What Stephen’s opponents cannot see, and what they violently (cf. 7:54, 57) refuse to see or hear is the freedom that Stephen’s destructive narration has to offer them. The event of the resurrection, and the judgment it speaks is too much for them. They cannot accept anything other than the Old World run by Death, which is the weapon they choose to use against Stephen. And yet in the very event of wielding the power of death to try to silence his witness, the reality of the resurrection and its repetition in the martyr-witness of Stephen is made only too clear, as he dies willingly, with words of forgiveness for his killers, seeing and testifying to nothing other than the lordship of Jesus Christ, who stands at the right hand of the Father.

 

Us and our children

In the account of the passion in Matthew, the crowd responds to Pilate’s declaration of innocence with the cry “His blood be on us and on our children!” (Matt 27:25). A curious irony is found here. In that the people here are taking on the responsibility for Christ’s death but do so in language that seems utterly Passoverish. And indeed, as it turns out Christ’s blood will be “on” them and their children. Just as the blood of the Passover lamb protected the families of Israel in Egypt from the angel of death, so also Christ’s blood will protect and save the very ones who shed it without regard for him.

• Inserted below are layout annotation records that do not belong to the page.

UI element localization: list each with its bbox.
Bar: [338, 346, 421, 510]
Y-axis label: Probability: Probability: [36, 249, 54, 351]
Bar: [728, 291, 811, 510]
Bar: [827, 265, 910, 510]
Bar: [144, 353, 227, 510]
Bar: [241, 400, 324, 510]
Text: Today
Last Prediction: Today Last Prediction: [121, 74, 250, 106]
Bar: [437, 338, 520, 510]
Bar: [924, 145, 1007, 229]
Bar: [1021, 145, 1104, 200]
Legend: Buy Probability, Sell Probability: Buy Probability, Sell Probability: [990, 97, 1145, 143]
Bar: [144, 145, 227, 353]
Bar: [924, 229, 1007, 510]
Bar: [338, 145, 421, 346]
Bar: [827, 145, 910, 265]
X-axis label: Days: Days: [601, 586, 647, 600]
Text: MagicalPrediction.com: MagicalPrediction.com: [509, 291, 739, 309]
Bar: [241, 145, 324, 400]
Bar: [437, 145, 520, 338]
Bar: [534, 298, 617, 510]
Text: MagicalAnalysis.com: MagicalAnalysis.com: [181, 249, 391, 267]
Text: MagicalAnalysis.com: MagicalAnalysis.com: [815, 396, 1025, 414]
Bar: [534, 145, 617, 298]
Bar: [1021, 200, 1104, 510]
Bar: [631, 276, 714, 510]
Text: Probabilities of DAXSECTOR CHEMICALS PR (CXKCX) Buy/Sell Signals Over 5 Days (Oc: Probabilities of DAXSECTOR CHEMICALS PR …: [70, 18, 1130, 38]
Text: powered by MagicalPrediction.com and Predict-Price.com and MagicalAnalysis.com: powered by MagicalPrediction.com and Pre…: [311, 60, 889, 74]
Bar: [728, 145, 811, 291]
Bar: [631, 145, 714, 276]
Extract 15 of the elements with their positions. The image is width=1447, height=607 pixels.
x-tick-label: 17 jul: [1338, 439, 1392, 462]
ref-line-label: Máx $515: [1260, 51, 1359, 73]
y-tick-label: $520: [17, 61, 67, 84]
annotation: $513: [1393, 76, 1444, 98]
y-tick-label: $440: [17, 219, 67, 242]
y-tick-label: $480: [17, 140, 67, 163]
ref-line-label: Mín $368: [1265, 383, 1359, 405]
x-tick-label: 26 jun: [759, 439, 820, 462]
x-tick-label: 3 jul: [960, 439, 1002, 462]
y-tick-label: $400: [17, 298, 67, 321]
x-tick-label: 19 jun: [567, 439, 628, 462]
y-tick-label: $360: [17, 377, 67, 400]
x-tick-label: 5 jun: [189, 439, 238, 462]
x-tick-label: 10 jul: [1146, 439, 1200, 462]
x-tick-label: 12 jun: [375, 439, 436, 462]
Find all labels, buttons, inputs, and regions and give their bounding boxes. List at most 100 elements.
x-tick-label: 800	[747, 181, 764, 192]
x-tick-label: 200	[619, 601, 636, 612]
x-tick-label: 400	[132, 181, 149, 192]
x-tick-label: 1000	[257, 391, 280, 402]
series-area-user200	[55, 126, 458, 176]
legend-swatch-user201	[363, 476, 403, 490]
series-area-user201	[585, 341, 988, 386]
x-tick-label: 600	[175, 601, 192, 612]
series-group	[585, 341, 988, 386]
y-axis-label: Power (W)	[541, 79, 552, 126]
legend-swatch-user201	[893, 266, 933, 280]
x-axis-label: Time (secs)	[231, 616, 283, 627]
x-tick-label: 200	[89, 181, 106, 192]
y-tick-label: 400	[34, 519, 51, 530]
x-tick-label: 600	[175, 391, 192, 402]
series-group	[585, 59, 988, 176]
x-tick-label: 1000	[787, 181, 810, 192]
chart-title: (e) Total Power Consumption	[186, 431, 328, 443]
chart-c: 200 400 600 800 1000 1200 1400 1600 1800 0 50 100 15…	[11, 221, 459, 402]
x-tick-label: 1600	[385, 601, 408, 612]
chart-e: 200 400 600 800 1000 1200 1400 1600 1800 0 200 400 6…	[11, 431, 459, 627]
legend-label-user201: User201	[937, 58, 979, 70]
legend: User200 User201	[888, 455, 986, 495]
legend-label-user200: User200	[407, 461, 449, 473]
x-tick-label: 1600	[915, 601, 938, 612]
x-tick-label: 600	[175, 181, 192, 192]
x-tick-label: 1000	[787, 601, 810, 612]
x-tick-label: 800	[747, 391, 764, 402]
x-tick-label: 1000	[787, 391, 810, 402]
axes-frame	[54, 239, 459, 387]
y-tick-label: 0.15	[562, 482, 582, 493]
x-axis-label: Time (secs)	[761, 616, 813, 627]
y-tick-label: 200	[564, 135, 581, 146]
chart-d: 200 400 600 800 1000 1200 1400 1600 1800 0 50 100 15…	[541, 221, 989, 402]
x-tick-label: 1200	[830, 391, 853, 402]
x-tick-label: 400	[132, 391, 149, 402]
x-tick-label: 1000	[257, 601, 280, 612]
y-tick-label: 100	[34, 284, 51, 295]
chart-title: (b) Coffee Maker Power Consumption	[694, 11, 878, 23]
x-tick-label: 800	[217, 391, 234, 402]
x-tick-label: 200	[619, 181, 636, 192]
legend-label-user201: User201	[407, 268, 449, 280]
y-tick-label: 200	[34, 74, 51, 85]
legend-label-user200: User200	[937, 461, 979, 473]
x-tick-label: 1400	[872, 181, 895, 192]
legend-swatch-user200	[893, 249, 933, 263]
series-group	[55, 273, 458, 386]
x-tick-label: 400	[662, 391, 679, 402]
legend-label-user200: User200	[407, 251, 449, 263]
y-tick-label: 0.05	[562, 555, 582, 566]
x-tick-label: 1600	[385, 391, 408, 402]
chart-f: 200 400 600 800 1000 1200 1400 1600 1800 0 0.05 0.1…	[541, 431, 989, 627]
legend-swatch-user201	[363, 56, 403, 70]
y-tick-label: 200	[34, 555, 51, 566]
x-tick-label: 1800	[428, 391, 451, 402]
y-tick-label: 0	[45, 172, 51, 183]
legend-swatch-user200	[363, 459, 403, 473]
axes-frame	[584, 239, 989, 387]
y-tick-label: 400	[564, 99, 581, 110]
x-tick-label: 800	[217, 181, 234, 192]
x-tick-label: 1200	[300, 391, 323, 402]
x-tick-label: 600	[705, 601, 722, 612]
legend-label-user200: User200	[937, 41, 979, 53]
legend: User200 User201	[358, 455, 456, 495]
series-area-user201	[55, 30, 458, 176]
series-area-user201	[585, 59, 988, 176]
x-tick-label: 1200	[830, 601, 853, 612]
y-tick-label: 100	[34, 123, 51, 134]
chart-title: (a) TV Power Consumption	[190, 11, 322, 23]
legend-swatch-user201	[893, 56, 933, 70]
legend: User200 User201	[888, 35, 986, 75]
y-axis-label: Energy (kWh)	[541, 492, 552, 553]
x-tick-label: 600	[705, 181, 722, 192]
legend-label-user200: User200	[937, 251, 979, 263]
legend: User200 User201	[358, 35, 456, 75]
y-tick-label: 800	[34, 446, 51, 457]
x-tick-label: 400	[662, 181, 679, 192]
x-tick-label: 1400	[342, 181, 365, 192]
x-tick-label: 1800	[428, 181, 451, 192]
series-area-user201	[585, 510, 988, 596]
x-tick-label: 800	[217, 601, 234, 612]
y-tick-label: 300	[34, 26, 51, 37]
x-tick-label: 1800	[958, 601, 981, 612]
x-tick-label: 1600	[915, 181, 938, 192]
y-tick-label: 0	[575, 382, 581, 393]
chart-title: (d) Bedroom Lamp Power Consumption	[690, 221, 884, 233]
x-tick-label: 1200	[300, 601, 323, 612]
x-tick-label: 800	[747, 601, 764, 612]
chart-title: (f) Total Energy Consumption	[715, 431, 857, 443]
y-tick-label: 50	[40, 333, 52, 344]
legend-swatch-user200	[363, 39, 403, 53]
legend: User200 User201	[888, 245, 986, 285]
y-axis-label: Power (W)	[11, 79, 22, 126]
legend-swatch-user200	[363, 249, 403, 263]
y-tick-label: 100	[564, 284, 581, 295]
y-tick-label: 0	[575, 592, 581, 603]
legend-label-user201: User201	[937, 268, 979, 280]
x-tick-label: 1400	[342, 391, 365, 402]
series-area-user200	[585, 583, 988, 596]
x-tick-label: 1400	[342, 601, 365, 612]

But it doesn’t stop there. With the giving of the Spirit at Pentecost and the attending proclamation of the gospel of the resurrection, Peter claims that “This promise is for you and your children” (Acts 2:39).

Here we see the ironic and futile nature of our resistance to Christ and the radical superabundance of God’s self-giving in response to our hatred and violence. We go out for blood, thoughtlessly throwing our children in with us. God responds to us by coming to us again, as our victim, with words of forgiveness and promise. Where we would condemn ourselves and our children, God continues to come again to us with promise, with the Spirit, with new, vivifying life.

Does Mission Make the Church?

According to the early church’s own self-narration in the book of Acts it would seem so. In Acts 2 clearly it is the pentecostal coming of the Holy Spirit which initiates the new messianic reality through the apostles. But, the logic of the Spirit’s movement is not Pentecost-Church-Mission, but Pentecost-Mission-Church. The Spirit descends upon the apostles (2:2-4) who then proceed to proclaim the gospel (2:14ff). Only after the proclamation, the enactment in the Spirit of their missional vocation, do the apostles baptize those who are caught up into the gospel’s truth. Only after the missional proclamation of the truth about Jesus does the rudiments of a common missional life, the life of the ekklesia, begin to emerge (2:42-46).

The church, then is a response to the pentecostal mission of the Spirit through the apostolic proclamation of the truth about Jesus. And this response is one of being given over to the form of radical love displayed in Christ’s own revelation of Israel’s God. It is a movement of fellowship, solidarity, service, and mutual dispossession (v. 45).

Thus, the logic of mission and church is something like the following: the messianic mission of Christ calls forth the pentecostal mission of the Holy Spirit which brings about the aposolic mission of proclamation in word and deed of the radical love of Jesus. This apostolic mission takes shape in the ekklesia, a movement of communal cruciform love and service to the world.